I wish I had read this with a pen in hand rather than listening to the audiobook. The audio was great, and there is a lot I would have enjoyed deconstructing in the margins had I read it the old fashioned way.

Some thoughts that I can remember: part one is a moving read that profiles a friendship as much as it does literature. You won’t be able to help thinking about your best friend, loss, grief, and how to honor friendship when you read this section. AND this is the section that focuses on Huck Finn so she weighs in on the n-word debate. Her quotes from Huck Finn were often ones that included the n-word. All of this made me uncomfortable.
The remaining parts gave me the distinct impression that Nafisi wouldn’t be on team “stay in your lane” when it comes to writing the other. She doesn’t bring up publishing at all in her analysis, she is focused on reading and occasionally ventures into writing. Leaving out publishing is kind of a big deal!
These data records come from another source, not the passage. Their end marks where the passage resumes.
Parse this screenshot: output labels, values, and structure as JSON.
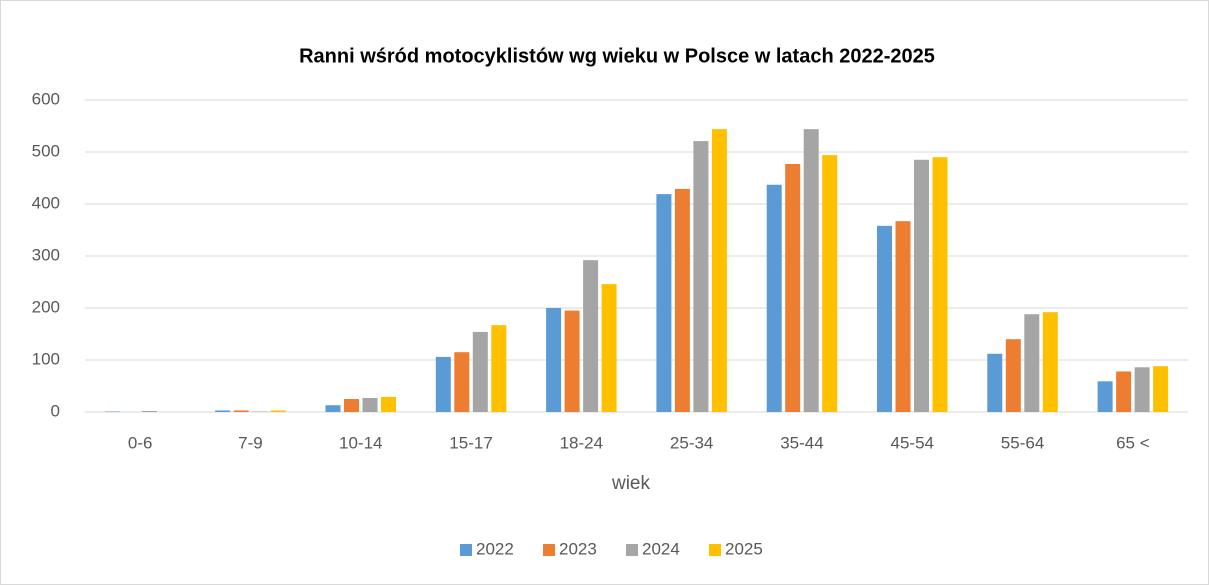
{
  "chart_data": {
    "type": "bar",
    "title": "Ranni wśród motocyklistów wg wieku w Polsce w latach 2022-2025",
    "x_label": "wiek",
    "categories": [
      "0-6",
      "7-9",
      "10-14",
      "15-17",
      "18-24",
      "25-34",
      "35-44",
      "45-54",
      "55-64",
      "65 <"
    ],
    "series": [
      {
        "name": "2022",
        "color": "#5b9bd5",
        "values": [
          1,
          3,
          13,
          106,
          200,
          419,
          437,
          358,
          112,
          59
        ]
      },
      {
        "name": "2023",
        "color": "#ed7d31",
        "values": [
          0,
          3,
          25,
          115,
          195,
          429,
          477,
          367,
          140,
          78
        ]
      },
      {
        "name": "2024",
        "color": "#a5a5a5",
        "values": [
          2,
          1,
          27,
          154,
          292,
          521,
          544,
          485,
          188,
          86
        ]
      },
      {
        "name": "2025",
        "color": "#ffc000",
        "values": [
          0,
          3,
          29,
          167,
          246,
          544,
          494,
          490,
          192,
          88
        ]
      }
    ],
    "ylim": [
      0,
      600
    ],
    "yticks": [
      0,
      100,
      200,
      300,
      400,
      500,
      600
    ],
    "grid": true,
    "legend": "bottom"
  }
}
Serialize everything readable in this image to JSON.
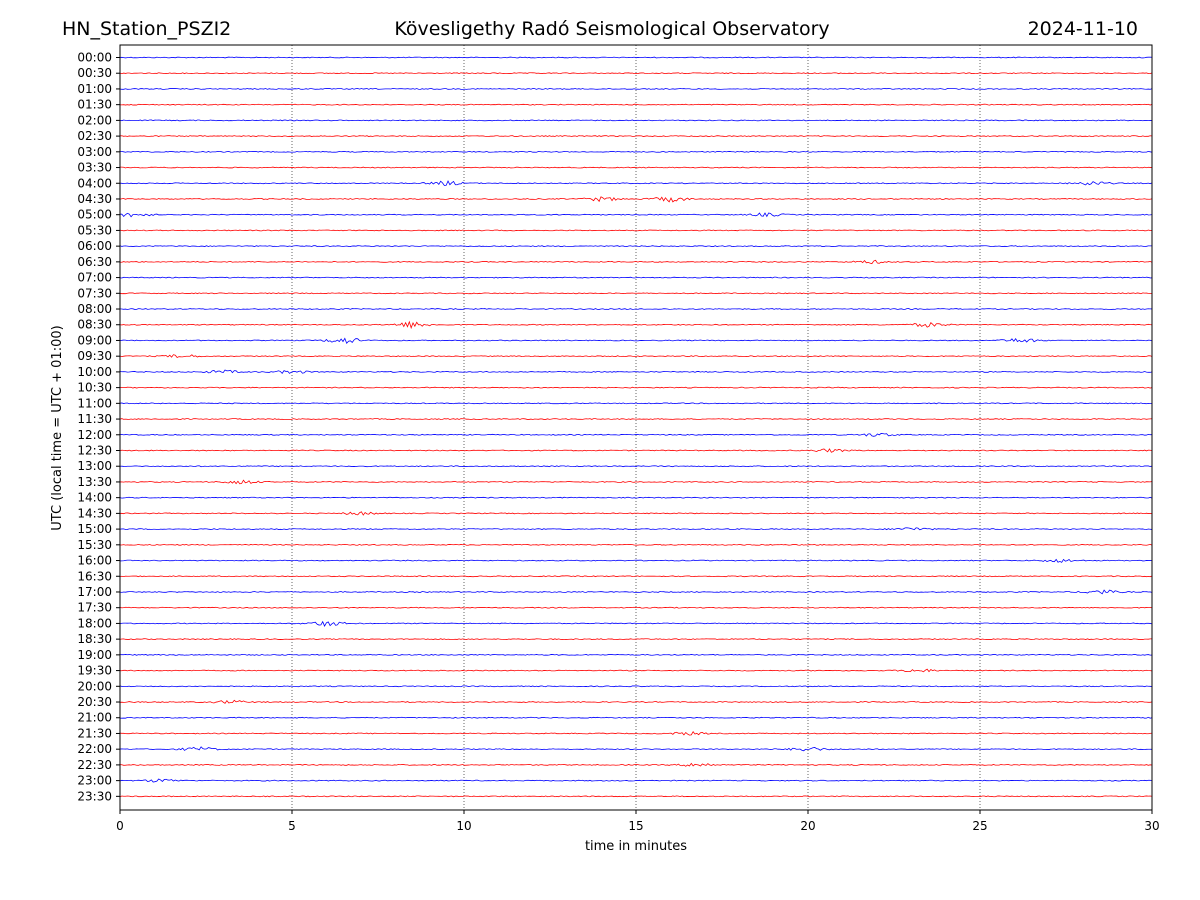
{
  "header": {
    "station": "HN_Station_PSZI2",
    "observatory": "Kövesligethy Radó Seismological Observatory",
    "date": "2024-11-10"
  },
  "chart_data": {
    "type": "line",
    "title": "Kövesligethy Radó Seismological Observatory",
    "xlabel": "time in minutes",
    "ylabel": "UTC (local time = UTC + 01:00)",
    "xlim": [
      0,
      30
    ],
    "x_ticks": [
      0,
      5,
      10,
      15,
      20,
      25,
      30
    ],
    "x_grid": "dotted vertical lines at each x tick",
    "row_labels": [
      "00:00",
      "00:30",
      "01:00",
      "01:30",
      "02:00",
      "02:30",
      "03:00",
      "03:30",
      "04:00",
      "04:30",
      "05:00",
      "05:30",
      "06:00",
      "06:30",
      "07:00",
      "07:30",
      "08:00",
      "08:30",
      "09:00",
      "09:30",
      "10:00",
      "10:30",
      "11:00",
      "11:30",
      "12:00",
      "12:30",
      "13:00",
      "13:30",
      "14:00",
      "14:30",
      "15:00",
      "15:30",
      "16:00",
      "16:30",
      "17:00",
      "17:30",
      "18:00",
      "18:30",
      "19:00",
      "19:30",
      "20:00",
      "20:30",
      "21:00",
      "21:30",
      "22:00",
      "22:30",
      "23:00",
      "23:30"
    ],
    "trace_colors": [
      "#0000ff",
      "#ff0000"
    ],
    "bursts": [
      {
        "row": 8,
        "minute": 9.5,
        "amp": 2.0
      },
      {
        "row": 8,
        "minute": 28.2,
        "amp": 2.0
      },
      {
        "row": 9,
        "minute": 14.0,
        "amp": 2.0
      },
      {
        "row": 9,
        "minute": 16.0,
        "amp": 2.5
      },
      {
        "row": 10,
        "minute": 0.4,
        "amp": 2.0
      },
      {
        "row": 10,
        "minute": 18.8,
        "amp": 1.5
      },
      {
        "row": 13,
        "minute": 21.8,
        "amp": 1.5
      },
      {
        "row": 17,
        "minute": 8.5,
        "amp": 3.0
      },
      {
        "row": 17,
        "minute": 23.5,
        "amp": 2.0
      },
      {
        "row": 18,
        "minute": 6.5,
        "amp": 3.0
      },
      {
        "row": 18,
        "minute": 26.2,
        "amp": 2.0
      },
      {
        "row": 19,
        "minute": 1.8,
        "amp": 1.5
      },
      {
        "row": 20,
        "minute": 3.0,
        "amp": 1.5
      },
      {
        "row": 20,
        "minute": 5.0,
        "amp": 1.5
      },
      {
        "row": 24,
        "minute": 22.0,
        "amp": 1.5
      },
      {
        "row": 25,
        "minute": 20.6,
        "amp": 1.5
      },
      {
        "row": 27,
        "minute": 3.5,
        "amp": 2.0
      },
      {
        "row": 29,
        "minute": 7.0,
        "amp": 1.5
      },
      {
        "row": 30,
        "minute": 23.0,
        "amp": 1.5
      },
      {
        "row": 32,
        "minute": 27.3,
        "amp": 1.5
      },
      {
        "row": 34,
        "minute": 28.5,
        "amp": 2.0
      },
      {
        "row": 36,
        "minute": 6.0,
        "amp": 2.5
      },
      {
        "row": 39,
        "minute": 23.2,
        "amp": 1.5
      },
      {
        "row": 41,
        "minute": 3.2,
        "amp": 1.5
      },
      {
        "row": 43,
        "minute": 16.5,
        "amp": 1.5
      },
      {
        "row": 44,
        "minute": 2.3,
        "amp": 2.0
      },
      {
        "row": 44,
        "minute": 20.0,
        "amp": 2.0
      },
      {
        "row": 45,
        "minute": 16.8,
        "amp": 2.0
      },
      {
        "row": 46,
        "minute": 1.2,
        "amp": 1.5
      }
    ]
  }
}
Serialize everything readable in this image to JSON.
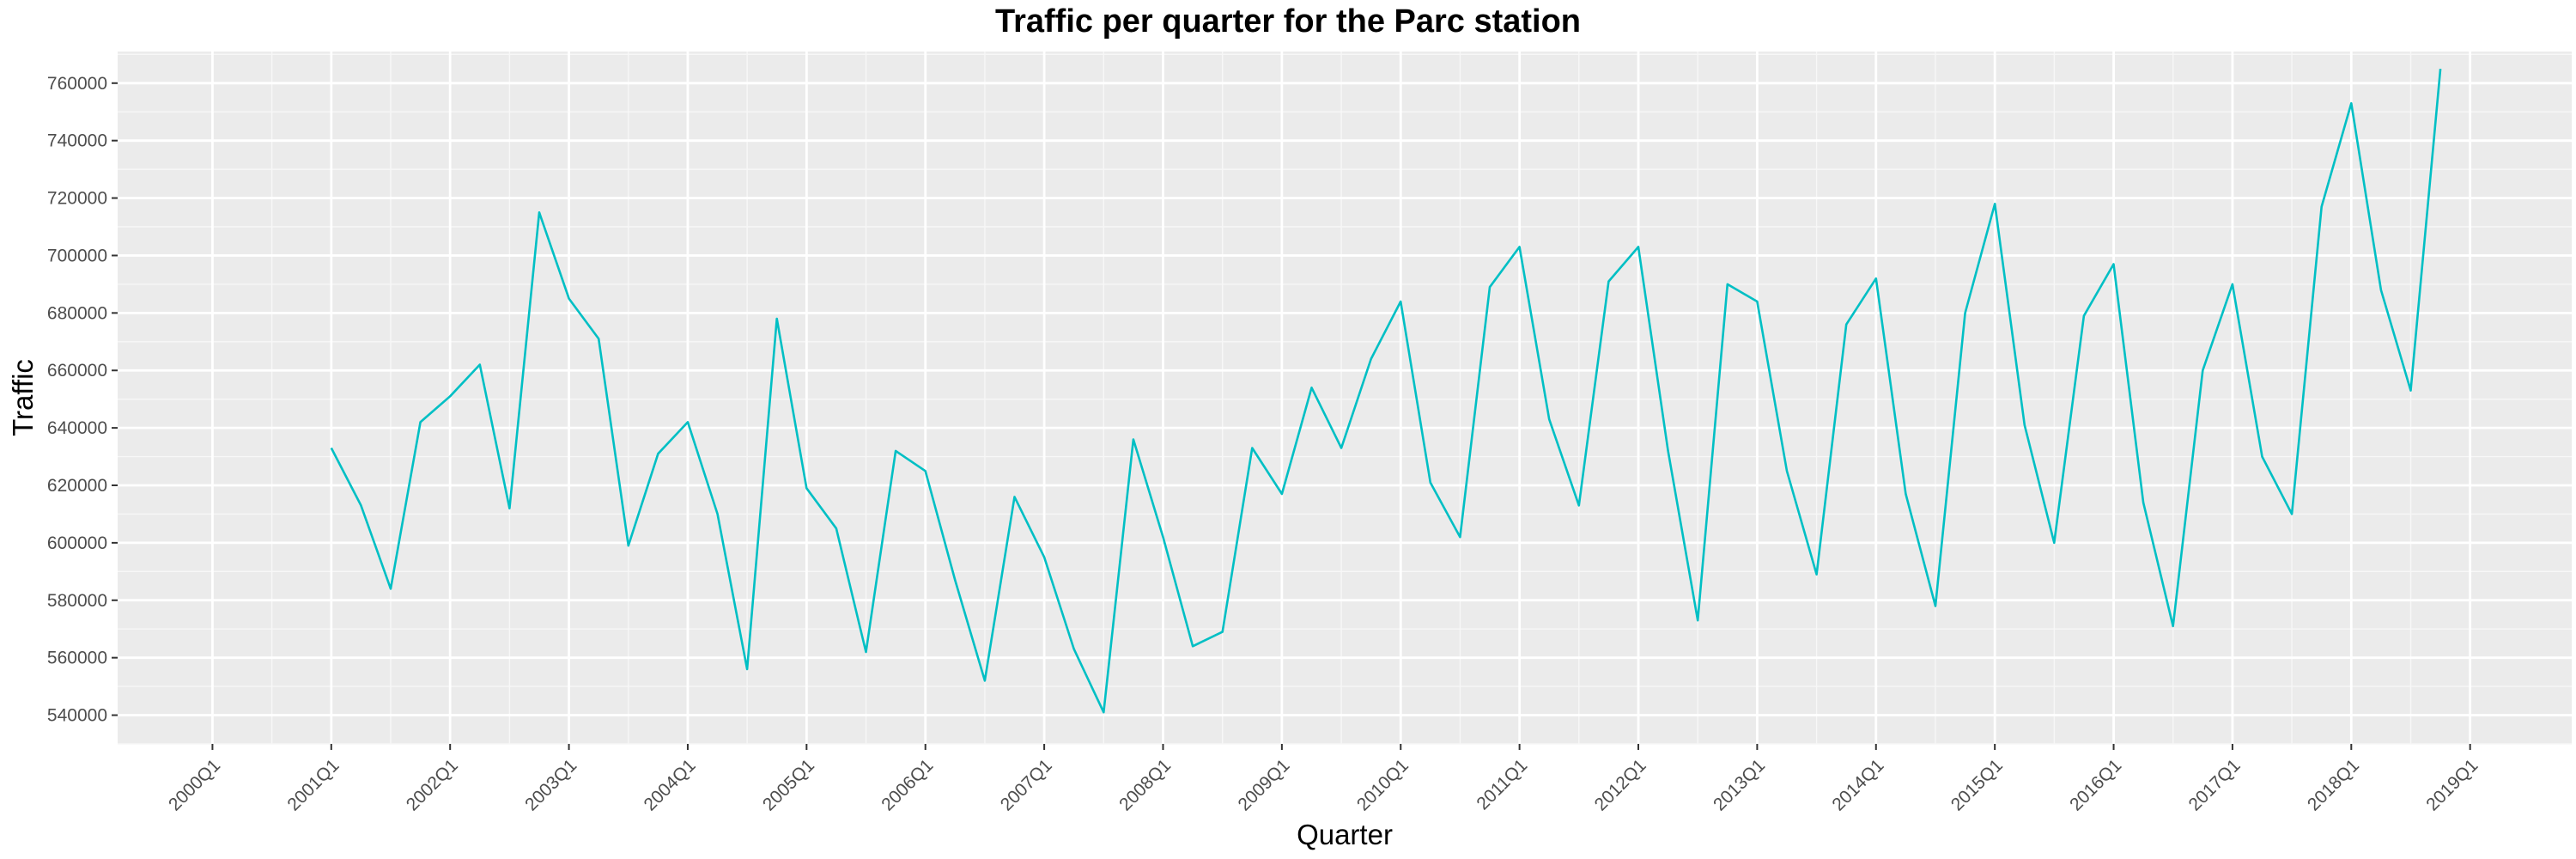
{
  "chart_data": {
    "type": "line",
    "title": "Traffic per quarter for the Parc station",
    "xlabel": "Quarter",
    "ylabel": "Traffic",
    "x_tick_labels": [
      "2000Q1",
      "2001Q1",
      "2002Q1",
      "2003Q1",
      "2004Q1",
      "2005Q1",
      "2006Q1",
      "2007Q1",
      "2008Q1",
      "2009Q1",
      "2010Q1",
      "2011Q1",
      "2012Q1",
      "2013Q1",
      "2014Q1",
      "2015Q1",
      "2016Q1",
      "2017Q1",
      "2018Q1",
      "2019Q1"
    ],
    "y_ticks": [
      540000,
      560000,
      580000,
      600000,
      620000,
      640000,
      660000,
      680000,
      700000,
      720000,
      740000,
      760000
    ],
    "xlim": [
      "2000Q1",
      "2019Q1"
    ],
    "ylim": [
      530000,
      771000
    ],
    "grid": true,
    "series": [
      {
        "color": "#00bfc4",
        "x": [
          "2001Q1",
          "2001Q2",
          "2001Q3",
          "2001Q4",
          "2002Q1",
          "2002Q2",
          "2002Q3",
          "2002Q4",
          "2003Q1",
          "2003Q2",
          "2003Q3",
          "2003Q4",
          "2004Q1",
          "2004Q2",
          "2004Q3",
          "2004Q4",
          "2005Q1",
          "2005Q2",
          "2005Q3",
          "2005Q4",
          "2006Q1",
          "2006Q2",
          "2006Q3",
          "2006Q4",
          "2007Q1",
          "2007Q2",
          "2007Q3",
          "2007Q4",
          "2008Q1",
          "2008Q2",
          "2008Q3",
          "2008Q4",
          "2009Q1",
          "2009Q2",
          "2009Q3",
          "2009Q4",
          "2010Q1",
          "2010Q2",
          "2010Q3",
          "2010Q4",
          "2011Q1",
          "2011Q2",
          "2011Q3",
          "2011Q4",
          "2012Q1",
          "2012Q2",
          "2012Q3",
          "2012Q4",
          "2013Q1",
          "2013Q2",
          "2013Q3",
          "2013Q4",
          "2014Q1",
          "2014Q2",
          "2014Q3",
          "2014Q4",
          "2015Q1",
          "2015Q2",
          "2015Q3",
          "2015Q4",
          "2016Q1",
          "2016Q2",
          "2016Q3",
          "2016Q4",
          "2017Q1",
          "2017Q2",
          "2017Q3",
          "2017Q4",
          "2018Q1",
          "2018Q2",
          "2018Q3",
          "2018Q4"
        ],
        "values": [
          633000,
          613000,
          584000,
          642000,
          651000,
          662000,
          612000,
          715000,
          685000,
          671000,
          599000,
          631000,
          642000,
          610000,
          556000,
          678000,
          619000,
          605000,
          562000,
          632000,
          625000,
          587000,
          552000,
          616000,
          595000,
          563000,
          541000,
          636000,
          602000,
          564000,
          569000,
          633000,
          617000,
          654000,
          633000,
          664000,
          684000,
          621000,
          602000,
          689000,
          703000,
          643000,
          613000,
          691000,
          703000,
          632000,
          573000,
          690000,
          684000,
          625000,
          589000,
          676000,
          692000,
          617000,
          578000,
          680000,
          718000,
          641000,
          600000,
          679000,
          697000,
          614000,
          571000,
          660000,
          690000,
          630000,
          610000,
          717000,
          753000,
          688000,
          653000,
          765000
        ]
      }
    ]
  }
}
It’s not JUST about why/what people want to write/read, it’s also about the power dynamics inherent in publishing. There is one anecdote that has Baldwin telling his publisher to fuck off when they told him to write for black audiences, but she uses this to point out how writers can write whatever because it’s about the “human experience” rather than talking about why a publisher would ask that.
Her analysis of TWs is incomplete as it doesn’t bring up the difference between acknowledging trauma versus completely removing material to “avoid” trauma. Her view is basically life isn’t safe, there are no safe spaces, literature can help teach you (not harm you), those who need these things are “sissies”. Within her response to TWs for college campus class materials she is going through a document that lists various isms, including cissexism, and says “I don’t even know what cissexism is!” All I could think was, you don’t have access to the Internet? You’re just gonna bash on all this and not bother to do real research first?

There were some thought nuggets I enjoyed and loved, and there were many I found to be problematic. Well written, I mostly just didn’t agree with her.